Aliás, a retórica não é levada
a sério por aqueles que querem
se perpetuar no poder. Porfírio
Díaz, "reeleito" sete vezes no
México, via-se como liberal.
A mudança exigida não é só
de rumos mas, sobretudo, no
estilo da nossa diplomacia para
o hemisfério. Assim, é preciso
abandonar preferências internacionais decorrentes de simpatias ideológicas e desejo de
liderança, fatores que levam o
governo a "alfinetar" (diria Rio
Branco) os Estados Unidos
(com os quais o Brasil tem longa tradição de cooperação internacional, além do comércio
secularmente superavitário) e
fazer concessões aos vizinhos,
sobretudo à Argentina, invertendo-se posições, pois é a esta
que cabe fazer-nos concessões
aduaneiras.
Liderança não se alardeia. A
história das nossas relações hemisféricas tem demonstrado
que tal alarde mais afasta do
que atrai as nações de menor
expressão na área. Além disso,
para liderar é preciso que se tenha um projeto internacional
que envolva as nações sob sua
influência, pois seguir um líder
significa compartilhar, de uma
forma ou de outra, de seu futuro. Ao querer liderar, mas vendo o que gostaria que fosse e
não o que é, e ao não distinguir
o transitório do permanente, o
governo brasileiro mais confundiu e confundiu-se na América Latina. A aproximação do
Brasil a esta ao longo da história sempre apoiou-se em retórica elevada, mas praticada
com reservas a fim de se manterem as mãos livres.

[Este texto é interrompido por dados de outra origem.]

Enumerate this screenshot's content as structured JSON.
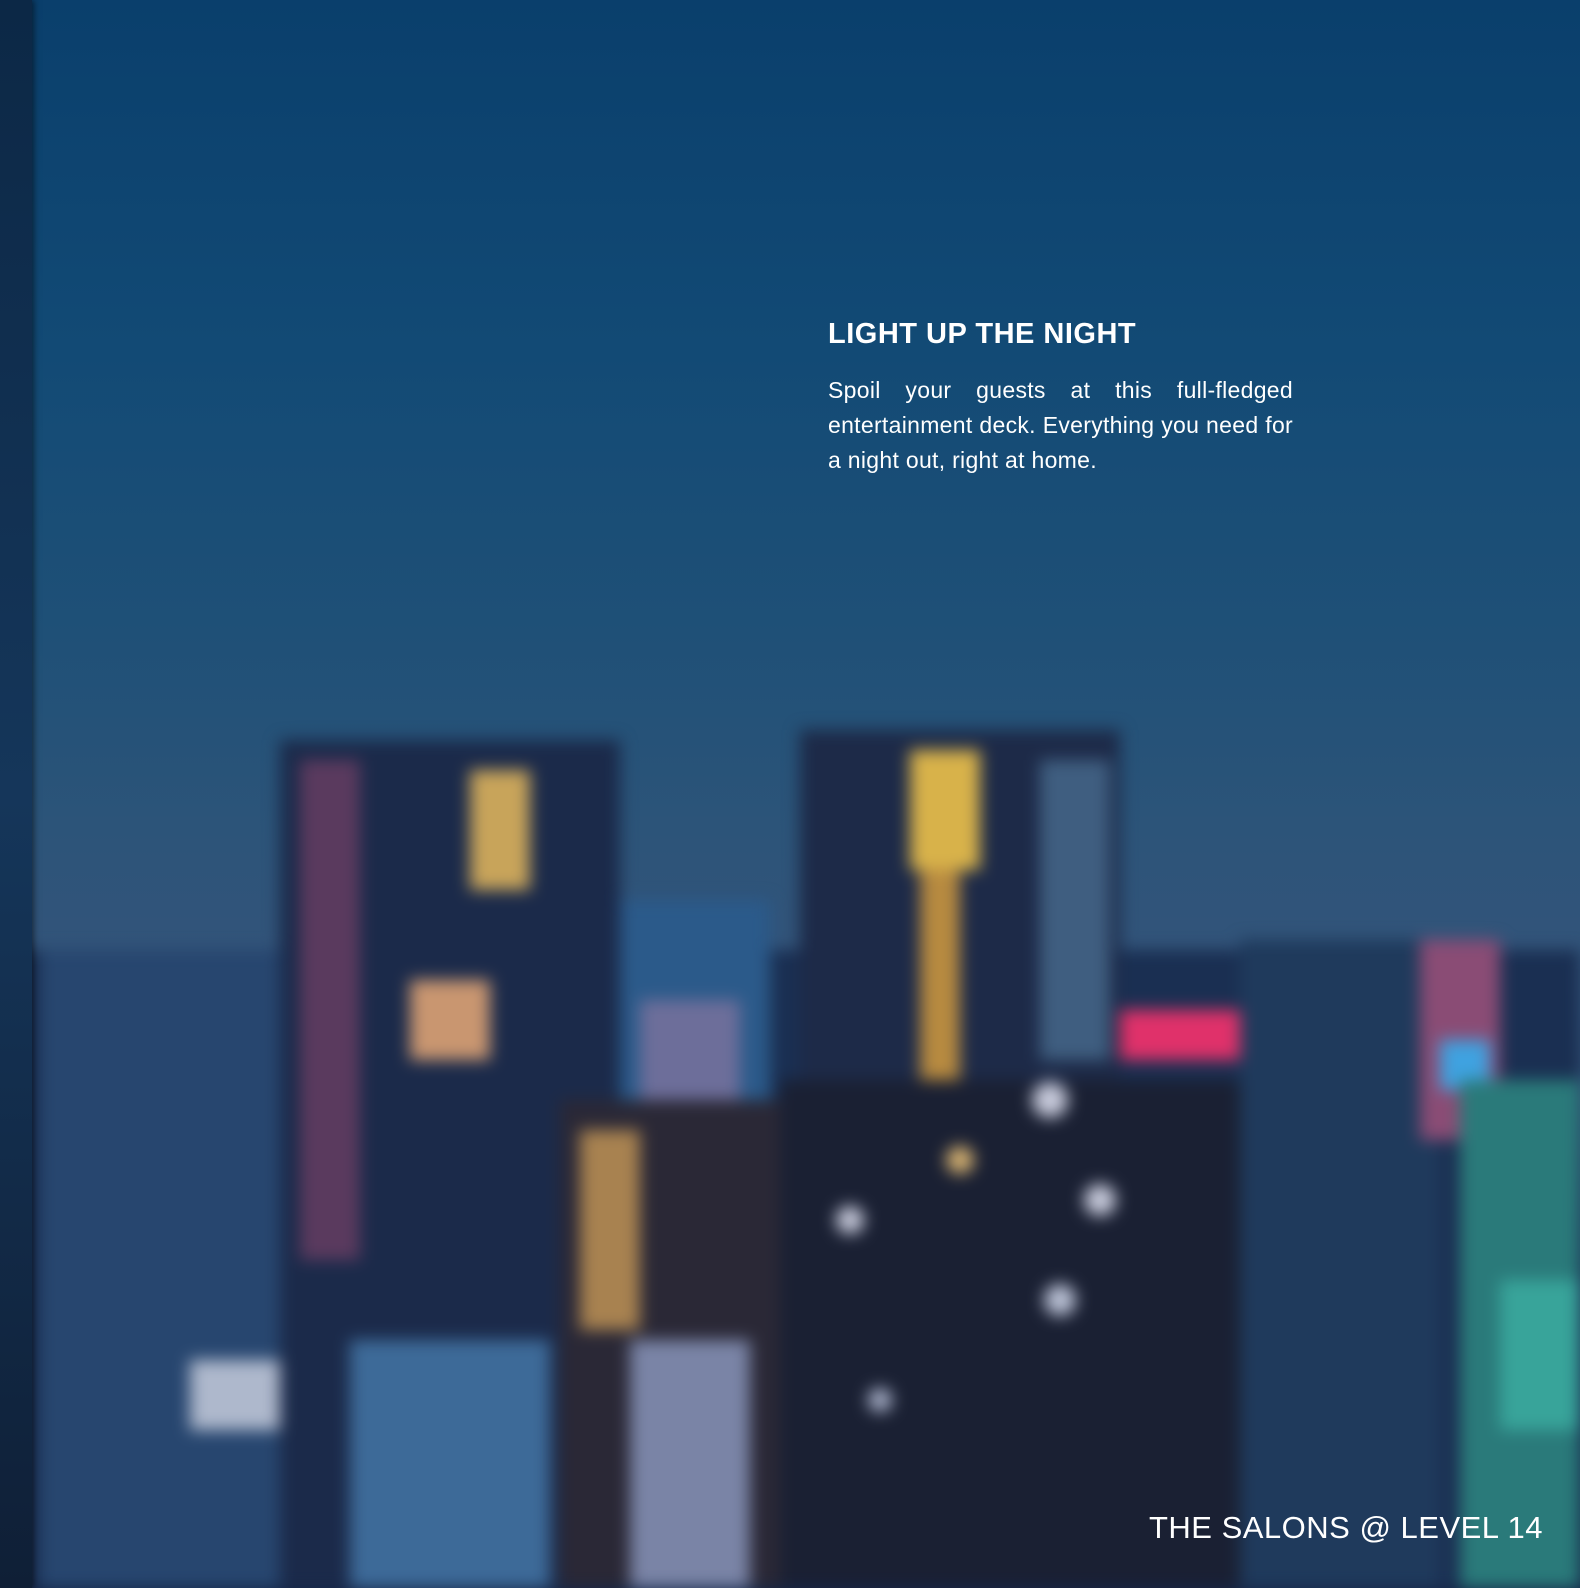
{
  "heading": "LIGHT UP THE NIGHT",
  "paragraph": "Spoil your guests at this full-fledged entertainment deck. Everything you need for a night out, right at home.",
  "footer": "THE SALONS @ LEVEL 14",
  "colors": {
    "sky_top": "#0a3f6c",
    "sky_mid": "#2c5479",
    "buildings": "#16284a",
    "text": "#ffffff"
  },
  "image": {
    "subject": "blurred-city-skyline-at-dusk"
  }
}
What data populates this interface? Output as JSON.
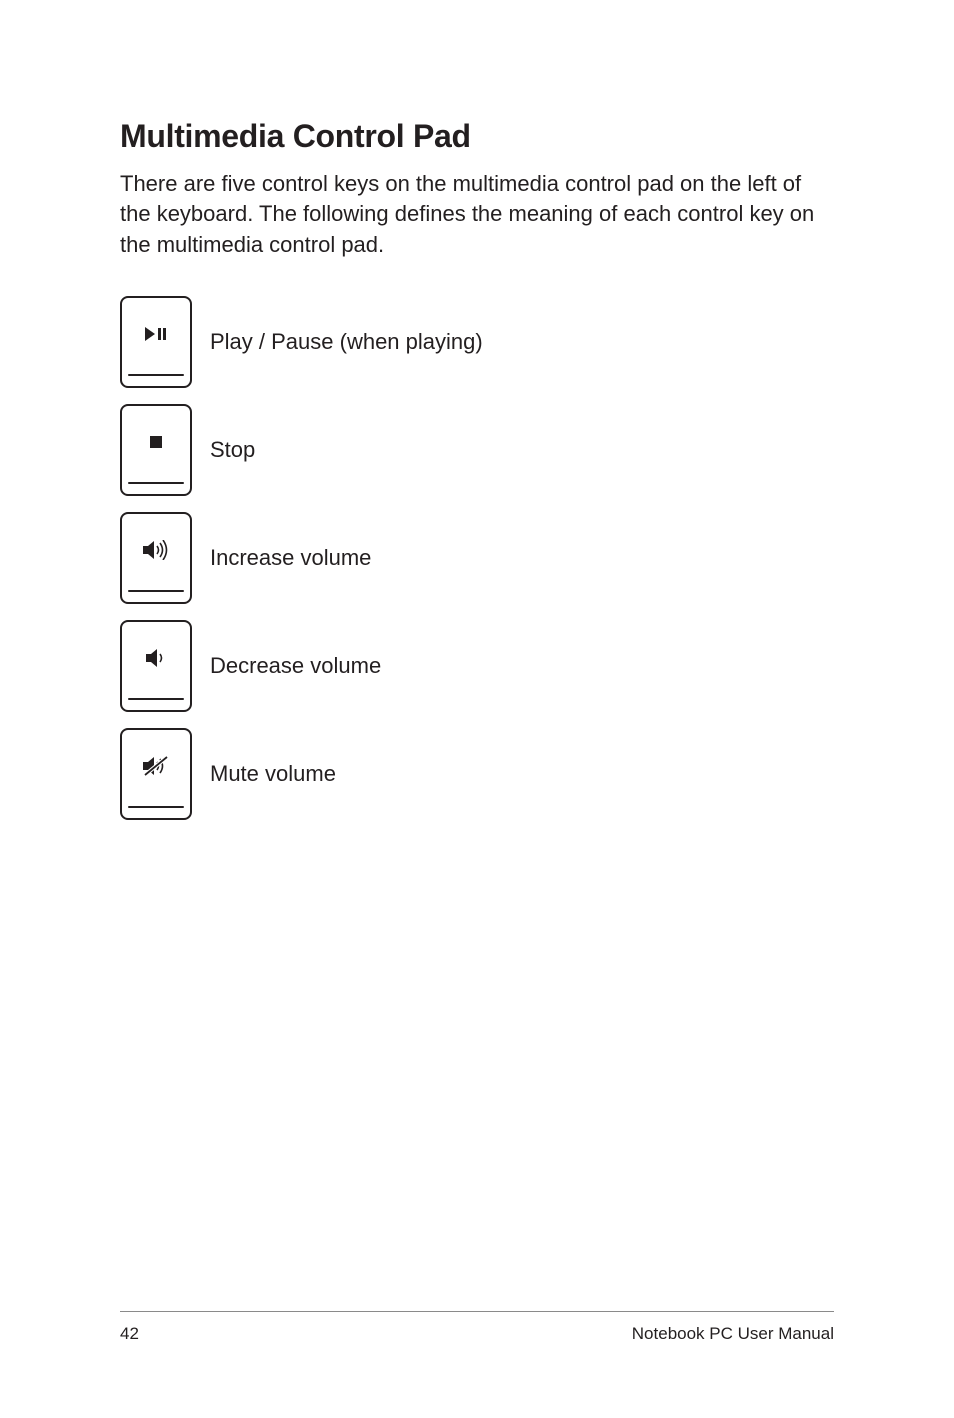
{
  "heading": "Multimedia Control Pad",
  "intro": "There are five control keys on the multimedia control pad on the left of the keyboard. The following defines the meaning of each control key on the multimedia control pad.",
  "controls": {
    "play_pause": "Play / Pause (when playing)",
    "stop": "Stop",
    "volume_up": "Increase volume",
    "volume_down": "Decrease volume",
    "mute": "Mute volume"
  },
  "footer": {
    "page_number": "42",
    "doc_title": "Notebook PC User Manual"
  }
}
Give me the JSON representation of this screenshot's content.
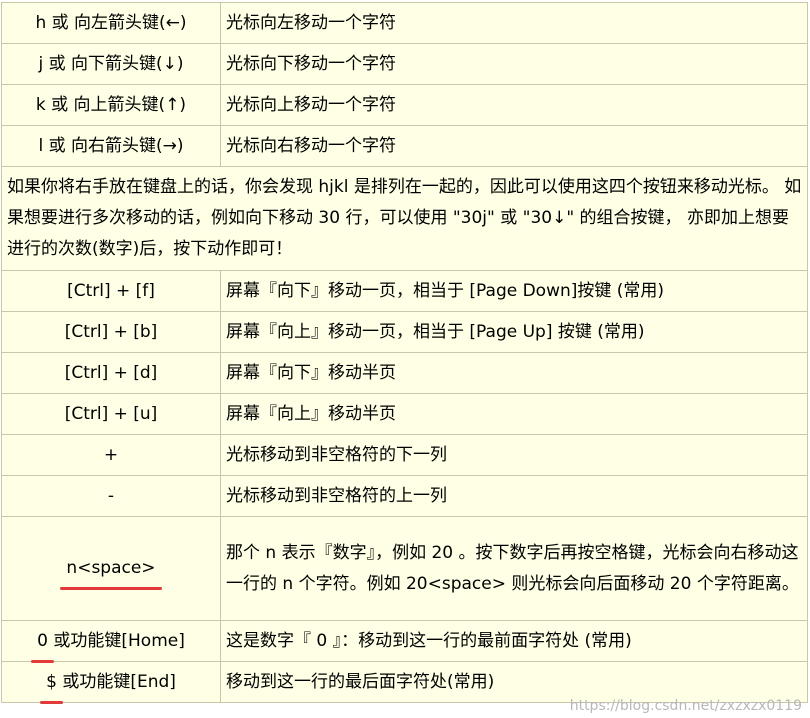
{
  "rows_top": [
    {
      "key": "h 或 向左箭头键(←)",
      "desc": "光标向左移动一个字符"
    },
    {
      "key": "j 或 向下箭头键(↓)",
      "desc": "光标向下移动一个字符"
    },
    {
      "key": "k 或 向上箭头键(↑)",
      "desc": "光标向上移动一个字符"
    },
    {
      "key": "l 或 向右箭头键(→)",
      "desc": "光标向右移动一个字符"
    }
  ],
  "note": "如果你将右手放在键盘上的话，你会发现 hjkl 是排列在一起的，因此可以使用这四个按钮来移动光标。 如果想要进行多次移动的话，例如向下移动 30 行，可以使用 \"30j\" 或 \"30↓\" 的组合按键， 亦即加上想要进行的次数(数字)后，按下动作即可！",
  "rows_bottom": [
    {
      "key": "[Ctrl] + [f]",
      "desc": "屏幕『向下』移动一页，相当于 [Page Down]按键 (常用)"
    },
    {
      "key": "[Ctrl] + [b]",
      "desc": "屏幕『向上』移动一页，相当于 [Page Up] 按键 (常用)"
    },
    {
      "key": "[Ctrl] + [d]",
      "desc": "屏幕『向下』移动半页"
    },
    {
      "key": "[Ctrl] + [u]",
      "desc": "屏幕『向上』移动半页"
    },
    {
      "key": "+",
      "desc": "光标移动到非空格符的下一列"
    },
    {
      "key": "-",
      "desc": "光标移动到非空格符的上一列"
    }
  ],
  "row_nspace": {
    "key": "n<space>",
    "desc": "那个 n 表示『数字』，例如 20 。按下数字后再按空格键，光标会向右移动这一行的 n 个字符。例如 20<space> 则光标会向后面移动 20 个字符距离。"
  },
  "row_zero": {
    "key_mark": "0",
    "key_rest": " 或功能键[Home]",
    "desc": "这是数字『 0 』：移动到这一行的最前面字符处 (常用)"
  },
  "row_dollar": {
    "key_mark": "$",
    "key_rest": " 或功能键[End]",
    "desc": "移动到这一行的最后面字符处(常用)"
  },
  "watermark": "https://blog.csdn.net/zxzxzx0119",
  "colors": {
    "cell_bg": "#ffffe6",
    "border": "#c8c8a8",
    "underline": "#e23a3a"
  }
}
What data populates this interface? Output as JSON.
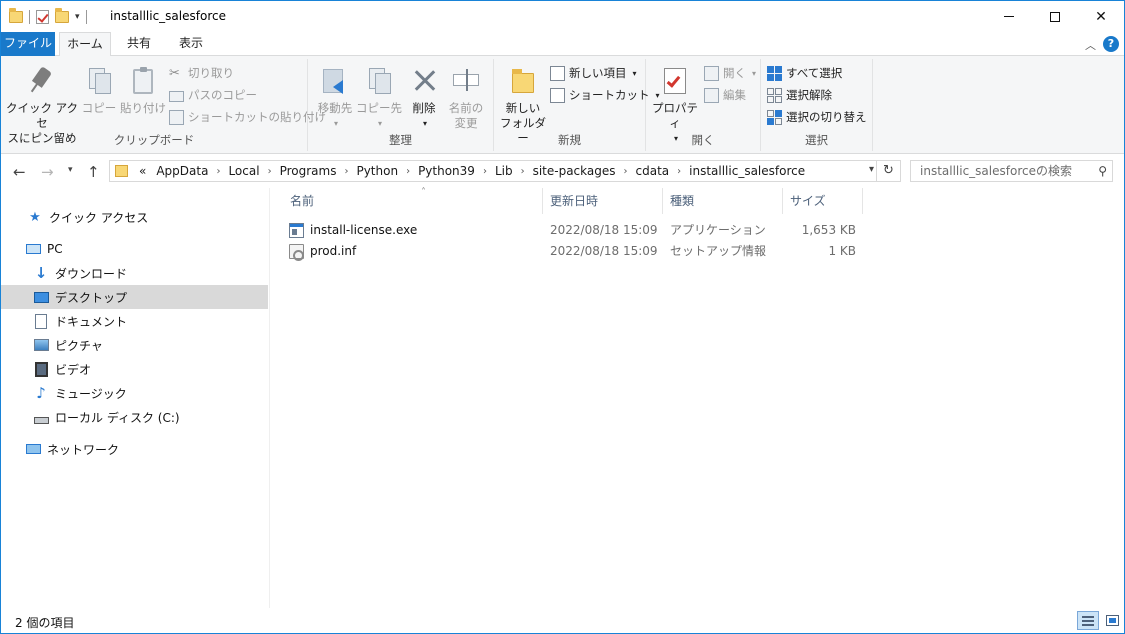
{
  "window": {
    "title": "installlic_salesforce"
  },
  "ribbon_tabs": {
    "file": "ファイル",
    "home": "ホーム",
    "share": "共有",
    "view": "表示"
  },
  "ribbon": {
    "clipboard": {
      "pin_quick_access": "クイック アクセス\nにピン留め",
      "pin_line1": "クイック アクセ",
      "pin_line2": "スにピン留め",
      "copy": "コピー",
      "paste": "貼り付け",
      "cut": "切り取り",
      "copy_path": "パスのコピー",
      "paste_shortcut": "ショートカットの貼り付け",
      "label": "クリップボード"
    },
    "organize": {
      "move_to": "移動先",
      "copy_to": "コピー先",
      "delete": "削除",
      "rename_line1": "名前の",
      "rename_line2": "変更",
      "label": "整理"
    },
    "new": {
      "new_item": "新しい項目",
      "shortcut": "ショートカット",
      "new_folder_line1": "新しい",
      "new_folder_line2": "フォルダー",
      "label": "新規"
    },
    "open": {
      "properties": "プロパティ",
      "open": "開く",
      "edit": "編集",
      "label": "開く"
    },
    "select": {
      "select_all": "すべて選択",
      "select_none": "選択解除",
      "invert": "選択の切り替え",
      "label": "選択"
    }
  },
  "address": {
    "overflow": "«",
    "crumbs": [
      "AppData",
      "Local",
      "Programs",
      "Python",
      "Python39",
      "Lib",
      "site-packages",
      "cdata",
      "installlic_salesforce"
    ],
    "search_placeholder": "installlic_salesforceの検索"
  },
  "nav_pane": {
    "items": [
      {
        "label": "クイック アクセス",
        "icon": "star-icon"
      },
      {
        "label": "PC",
        "icon": "pc-icon"
      },
      {
        "label": "ダウンロード",
        "icon": "download-icon"
      },
      {
        "label": "デスクトップ",
        "icon": "desktop-icon"
      },
      {
        "label": "ドキュメント",
        "icon": "document-icon"
      },
      {
        "label": "ピクチャ",
        "icon": "picture-icon"
      },
      {
        "label": "ビデオ",
        "icon": "video-icon"
      },
      {
        "label": "ミュージック",
        "icon": "music-icon"
      },
      {
        "label": "ローカル ディスク (C:)",
        "icon": "drive-icon"
      },
      {
        "label": "ネットワーク",
        "icon": "network-icon"
      }
    ]
  },
  "file_list": {
    "columns": [
      "名前",
      "更新日時",
      "種類",
      "サイズ"
    ],
    "rows": [
      {
        "name": "install-license.exe",
        "modified": "2022/08/18 15:09",
        "type": "アプリケーション",
        "size": "1,653 KB",
        "icon": "exe-icon"
      },
      {
        "name": "prod.inf",
        "modified": "2022/08/18 15:09",
        "type": "セットアップ情報",
        "size": "1 KB",
        "icon": "inf-icon"
      }
    ]
  },
  "status": {
    "item_count": "2 個の項目"
  },
  "colors": {
    "accent": "#1979ca",
    "selection": "#d9d9d9",
    "ribbon_bg": "#f5f6f7"
  }
}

Adotar uma atitude reservada é o mais recomendável nesse cenário estranho da área,
que hoje apresenta grau de imprevisibilidade suficiente para
impor aos nossos dirigentes
cautela para que não se aprisionem nos próprios discursos e
tolham, por açodamento, seus
futuros movimentos.
As conseqüências já começaram a aparecer. Por afinidade
ideológica, prestigiou-se Hugo
Chávez, sem os devidos cuidados. Agora, no mínimo, vamos
ter que suportá-lo.
Se o governo brasileiro tivesse observado com realismo a situação interna da Bolívia e
atuado sem simpatias ideológicas, teria evitado dar apoio ao
anacrônico populista Evo Morales e estaria, assim, mais à
vontade para resolver as questões criadas contra a estatal
brasileira [Petrobras, no caso
do reajuste do preço do gás fornecido pela Bolívia após o decreto de nacionalização dos hidrocarbonetos pelo governo
boliviano, em maio de 2006].
CLODOALDO BUENO é professor titular da
Unesp, campus de Assis, co-autor de "História
da Política Exterior do Brasil" (ed. UnB).